On December 2nd, the Academic Affairs Division Staff Senators, Mandee Lancaster and I had the opportunity to sit down and have a discussion with Provost and Sr. Vice Chancellor Sheerer. Dr. Sheerer shared with us her concerns about staff participation, during this meeting as well as during professional development and training activities. It was mentioned that one of the most well-known reasons for the limited staff participation was lack of support from the immediate supervisors. Dr. Sheerer stated she and all the other VCs, Deans, and administration are highly supportive of staff participating on the Staff Senate as well as all other University Sponsored professional activities, but they are also aware that the “middle management” support is somewhat lacking and the “trickle down communication” and leading by example is not as effective as they had hoped. In attempts for communications to trickle down to the management/direct supervisor groups, Dr. Sheerer said she would like to initiate a training and awareness campaign to identify the exact issues preventing senator/staff participation and professional development opportunities.

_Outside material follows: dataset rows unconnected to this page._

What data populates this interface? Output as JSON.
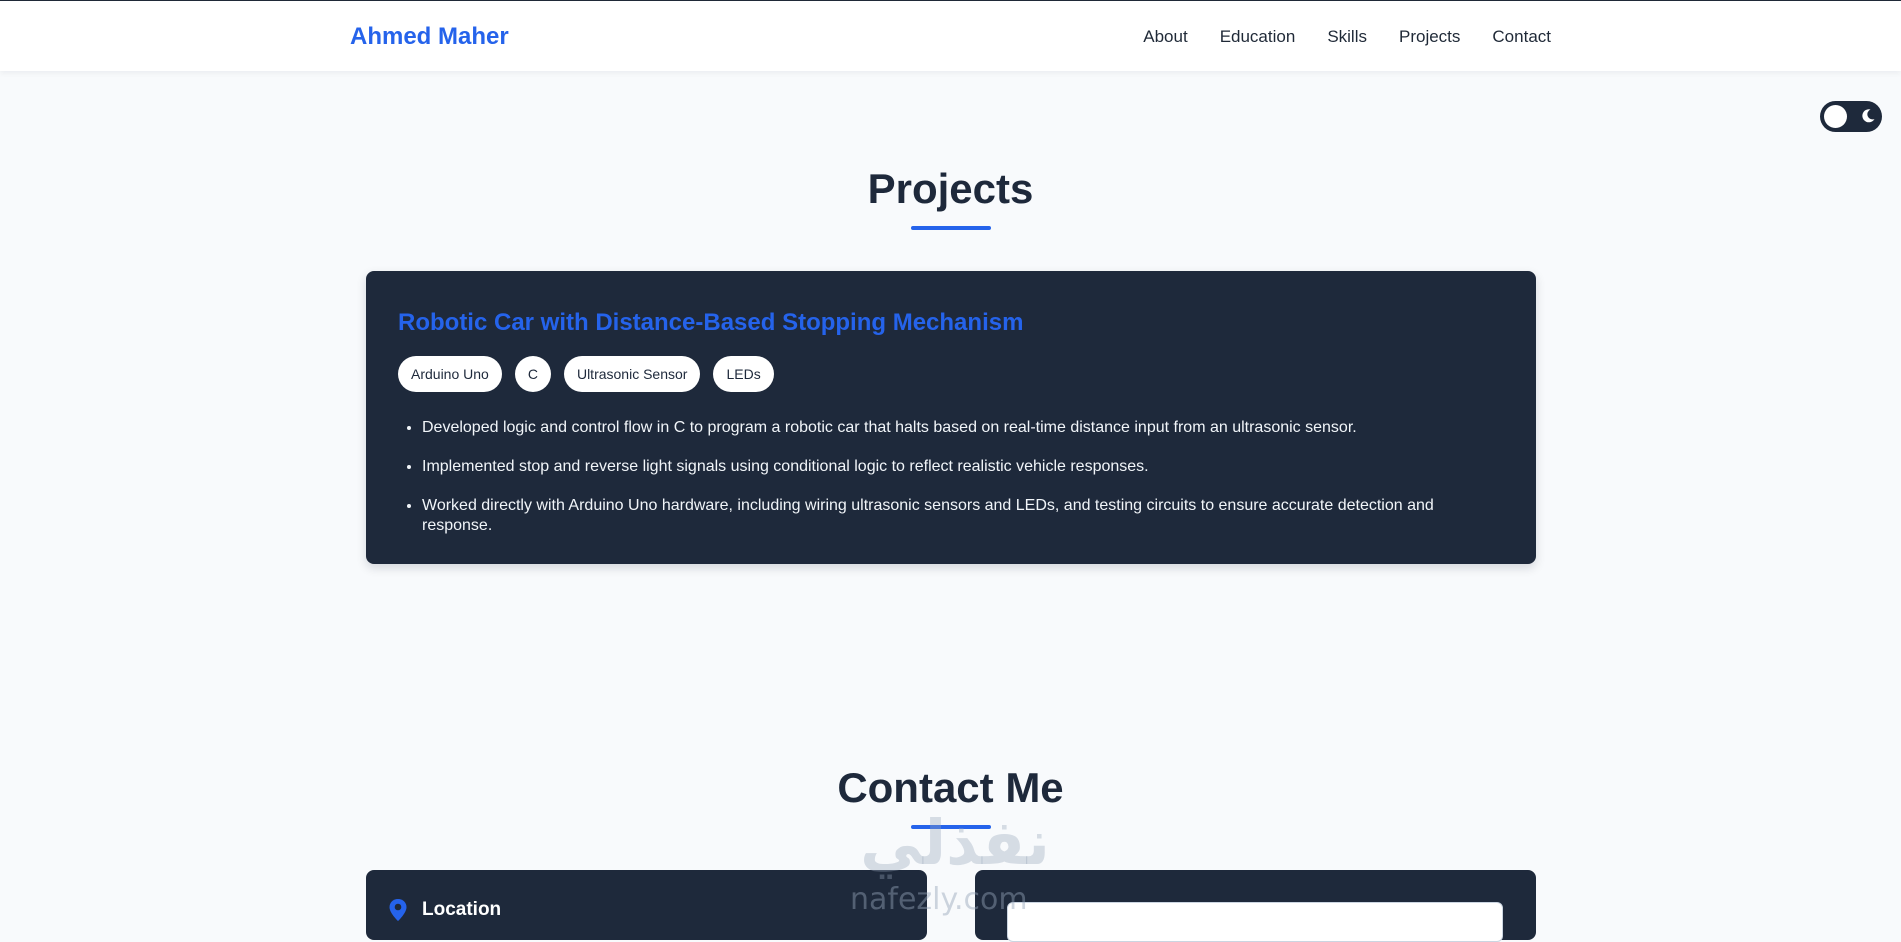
{
  "header": {
    "brand": "Ahmed Maher",
    "nav": [
      "About",
      "Education",
      "Skills",
      "Projects",
      "Contact"
    ]
  },
  "projects_section": {
    "title": "Projects",
    "project": {
      "title": "Robotic Car with Distance-Based Stopping Mechanism",
      "tags": [
        "Arduino Uno",
        "C",
        "Ultrasonic Sensor",
        "LEDs"
      ],
      "bullets": [
        "Developed logic and control flow in C to program a robotic car that halts based on real-time distance input from an ultrasonic sensor.",
        "Implemented stop and reverse light signals using conditional logic to reflect realistic vehicle responses.",
        "Worked directly with Arduino Uno hardware, including wiring ultrasonic sensors and LEDs, and testing circuits to ensure accurate detection and response."
      ]
    }
  },
  "contact_section": {
    "title": "Contact Me",
    "location_label": "Location"
  },
  "watermark": {
    "arabic": "نفذلي",
    "latin": "nafezly.com"
  },
  "theme": {
    "accent": "#2563eb",
    "card_bg": "#1e293b",
    "page_bg": "#f8fafc",
    "toggle_icon": "moon-icon"
  }
}
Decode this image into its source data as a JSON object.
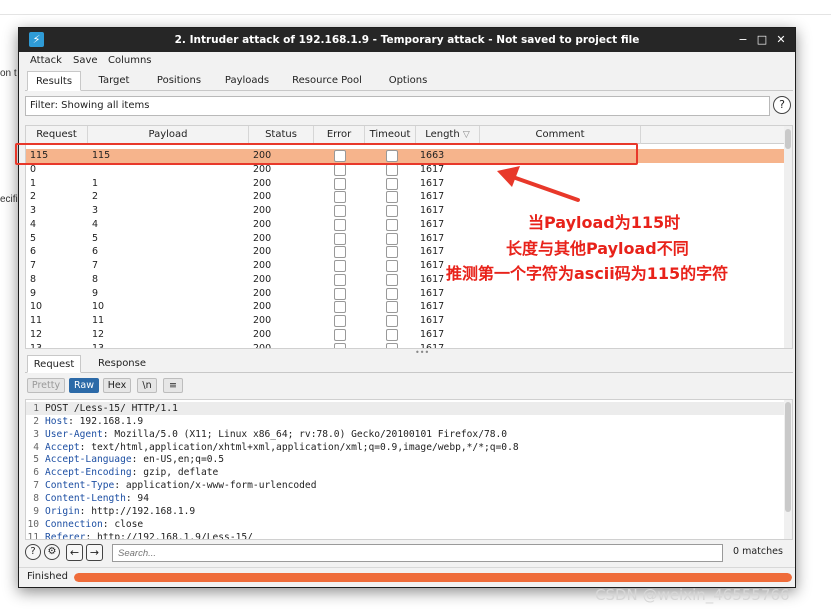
{
  "background": {
    "fragment_1": "on t",
    "fragment_2": "ecifi"
  },
  "window": {
    "title": "2. Intruder attack of 192.168.1.9 - Temporary attack - Not saved to project file",
    "controls": [
      "−",
      "□",
      "✕"
    ]
  },
  "menu": [
    "Attack",
    "Save",
    "Columns"
  ],
  "tabs": [
    "Results",
    "Target",
    "Positions",
    "Payloads",
    "Resource Pool",
    "Options"
  ],
  "filter": {
    "text": "Filter: Showing all items",
    "help": "?"
  },
  "table": {
    "headers": [
      "Request",
      "Payload",
      "Status",
      "Error",
      "Timeout",
      "Length",
      "Comment"
    ],
    "sort_indicator": "▽",
    "rows": [
      {
        "request": "115",
        "payload": "115",
        "status": "200",
        "length": "1663",
        "highlight": true
      },
      {
        "request": "0",
        "payload": "",
        "status": "200",
        "length": "1617"
      },
      {
        "request": "1",
        "payload": "1",
        "status": "200",
        "length": "1617"
      },
      {
        "request": "2",
        "payload": "2",
        "status": "200",
        "length": "1617"
      },
      {
        "request": "3",
        "payload": "3",
        "status": "200",
        "length": "1617"
      },
      {
        "request": "4",
        "payload": "4",
        "status": "200",
        "length": "1617"
      },
      {
        "request": "5",
        "payload": "5",
        "status": "200",
        "length": "1617"
      },
      {
        "request": "6",
        "payload": "6",
        "status": "200",
        "length": "1617"
      },
      {
        "request": "7",
        "payload": "7",
        "status": "200",
        "length": "1617"
      },
      {
        "request": "8",
        "payload": "8",
        "status": "200",
        "length": "1617"
      },
      {
        "request": "9",
        "payload": "9",
        "status": "200",
        "length": "1617"
      },
      {
        "request": "10",
        "payload": "10",
        "status": "200",
        "length": "1617"
      },
      {
        "request": "11",
        "payload": "11",
        "status": "200",
        "length": "1617"
      },
      {
        "request": "12",
        "payload": "12",
        "status": "200",
        "length": "1617"
      },
      {
        "request": "13",
        "payload": "13",
        "status": "200",
        "length": "1617"
      }
    ]
  },
  "annotation": {
    "line1": "当Payload为115时",
    "line2": "长度与其他Payload不同",
    "line3": "推测第一个字符为ascii码为115的字符",
    "color": "#e8221a"
  },
  "request_tabs": [
    "Request",
    "Response"
  ],
  "format_buttons": [
    "Pretty",
    "Raw",
    "Hex",
    "\\n",
    "≡"
  ],
  "request_lines": [
    {
      "n": "1",
      "key": "",
      "val": "POST /Less-15/ HTTP/1.1"
    },
    {
      "n": "2",
      "key": "Host",
      "val": ": 192.168.1.9"
    },
    {
      "n": "3",
      "key": "User-Agent",
      "val": ": Mozilla/5.0 (X11; Linux x86_64; rv:78.0) Gecko/20100101 Firefox/78.0"
    },
    {
      "n": "4",
      "key": "Accept",
      "val": ": text/html,application/xhtml+xml,application/xml;q=0.9,image/webp,*/*;q=0.8"
    },
    {
      "n": "5",
      "key": "Accept-Language",
      "val": ": en-US,en;q=0.5"
    },
    {
      "n": "6",
      "key": "Accept-Encoding",
      "val": ": gzip, deflate"
    },
    {
      "n": "7",
      "key": "Content-Type",
      "val": ": application/x-www-form-urlencoded"
    },
    {
      "n": "8",
      "key": "Content-Length",
      "val": ": 94"
    },
    {
      "n": "9",
      "key": "Origin",
      "val": ": http://192.168.1.9"
    },
    {
      "n": "10",
      "key": "Connection",
      "val": ": close"
    },
    {
      "n": "11",
      "key": "Referer",
      "val": ": http://192.168.1.9/Less-15/"
    }
  ],
  "search": {
    "placeholder": "Search...",
    "matches": "0 matches"
  },
  "status": {
    "text": "Finished",
    "progress": 1.0
  },
  "watermark": "CSDN @weixin_46555766"
}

As part of our participation conversation, Dr. Sheerer gave an example of unintentional intimidation, where a manager would regularly work late and include a staff person in the projects that required extended hours. Eventually the staff person found another job and during the Exit Interview mentioned that the extended hours presented a problem. When the manager was made aware that the person left because of all the late hours, the manager was shocked and exclaimed “S/He never said anything to me about not wanting to stay late.” The manager had assumed that the staff person would feel comfortable enough to say “no” when it fact, that wasn’t the case, and the department lost a valuable employee because of the lack of communication. Dr. Sheerer continued with this conversation saying that she would really like to see the university offering more “I” communication training and that she feels this is the most valuable piece of education we can provide as employers, because in her experience, employees that don’t feel treated fairly will either seek other employment, or they will accept the situation and accept, and accept until one day they snap and communicate their frustrations in aggressive and unproductive ways such as: “You are the worst person I’ve ever worked for! I’m sick of this job!” rather than productively saying “I am unable to work late on such a regular basis, and would appreciate it if we could work something else out.”

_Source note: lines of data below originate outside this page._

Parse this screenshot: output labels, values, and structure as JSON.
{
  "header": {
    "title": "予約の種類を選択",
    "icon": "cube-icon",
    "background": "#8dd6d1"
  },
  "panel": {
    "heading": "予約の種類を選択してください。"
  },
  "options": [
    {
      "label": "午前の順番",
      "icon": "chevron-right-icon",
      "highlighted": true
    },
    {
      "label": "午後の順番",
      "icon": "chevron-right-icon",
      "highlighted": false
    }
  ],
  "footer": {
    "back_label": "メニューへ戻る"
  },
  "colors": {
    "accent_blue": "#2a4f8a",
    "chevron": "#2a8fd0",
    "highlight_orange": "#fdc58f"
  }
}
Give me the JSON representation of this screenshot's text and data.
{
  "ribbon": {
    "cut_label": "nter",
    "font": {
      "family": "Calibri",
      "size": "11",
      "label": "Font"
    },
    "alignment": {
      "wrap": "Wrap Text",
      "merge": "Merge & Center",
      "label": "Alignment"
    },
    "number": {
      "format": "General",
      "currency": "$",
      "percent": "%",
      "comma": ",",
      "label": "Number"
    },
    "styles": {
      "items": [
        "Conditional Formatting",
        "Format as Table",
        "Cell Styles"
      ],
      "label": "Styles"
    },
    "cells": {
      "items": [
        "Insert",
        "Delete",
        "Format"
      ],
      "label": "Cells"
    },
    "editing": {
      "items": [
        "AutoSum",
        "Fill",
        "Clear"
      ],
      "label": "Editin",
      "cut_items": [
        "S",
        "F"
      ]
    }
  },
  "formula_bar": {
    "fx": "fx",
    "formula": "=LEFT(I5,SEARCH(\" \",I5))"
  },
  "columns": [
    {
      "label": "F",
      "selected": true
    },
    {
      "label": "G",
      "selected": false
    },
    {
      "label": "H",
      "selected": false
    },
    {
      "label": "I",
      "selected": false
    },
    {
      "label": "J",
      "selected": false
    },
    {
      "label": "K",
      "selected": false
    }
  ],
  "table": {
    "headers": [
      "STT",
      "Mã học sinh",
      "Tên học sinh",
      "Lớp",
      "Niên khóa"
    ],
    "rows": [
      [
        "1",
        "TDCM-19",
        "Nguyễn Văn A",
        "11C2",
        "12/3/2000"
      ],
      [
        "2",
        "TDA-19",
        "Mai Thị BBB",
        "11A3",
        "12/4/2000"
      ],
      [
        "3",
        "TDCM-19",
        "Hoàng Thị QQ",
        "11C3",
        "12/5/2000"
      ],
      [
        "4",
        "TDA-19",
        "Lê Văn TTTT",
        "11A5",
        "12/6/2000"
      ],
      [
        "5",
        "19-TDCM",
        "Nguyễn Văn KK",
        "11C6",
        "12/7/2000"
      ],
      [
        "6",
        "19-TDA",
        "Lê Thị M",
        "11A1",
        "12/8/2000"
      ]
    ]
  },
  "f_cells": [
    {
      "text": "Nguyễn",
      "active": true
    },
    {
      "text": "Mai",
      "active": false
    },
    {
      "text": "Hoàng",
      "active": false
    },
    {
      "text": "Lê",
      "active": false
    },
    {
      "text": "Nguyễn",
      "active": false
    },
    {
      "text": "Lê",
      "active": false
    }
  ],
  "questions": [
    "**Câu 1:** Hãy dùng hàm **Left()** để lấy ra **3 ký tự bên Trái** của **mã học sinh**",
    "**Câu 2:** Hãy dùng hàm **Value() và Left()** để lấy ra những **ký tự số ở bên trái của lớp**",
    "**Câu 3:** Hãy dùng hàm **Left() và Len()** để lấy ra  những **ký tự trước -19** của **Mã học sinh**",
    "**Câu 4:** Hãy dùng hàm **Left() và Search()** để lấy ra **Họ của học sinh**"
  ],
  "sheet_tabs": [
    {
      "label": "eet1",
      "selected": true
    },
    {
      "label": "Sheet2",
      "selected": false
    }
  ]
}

Dr. Sheerer suggested that maybe the Staff Senate could advocate for employees in situations such as the above, by defining a clear input mechanisms for staff to file grievances. Dr. Sheerer was very specific in stating that she is not advocating the Staff Senate provide any Human Resources functions or services, but rather assistance with the “Chain of Command” an employee should follow if they would like to file a grievance. Dr. Sheerer said Human Resources would definitely be in the Chain of Command, but she has seen many instances where an employee would have been better served by having a conversation with their supervisor before becoming so dissatisfied that they feel the need to go to Human Resources or coming directly to her. She even stated that she tries to enforce communications herself by first asking the employees to discuss the issue with the direct supervisor/department head/dean before scheduling an appointment with her.
Dr. Sheerer concluded our discussion with a reminder about her “First Monday” emails which are sent out monthly, on…you guessed it….the 1st Monday of each month.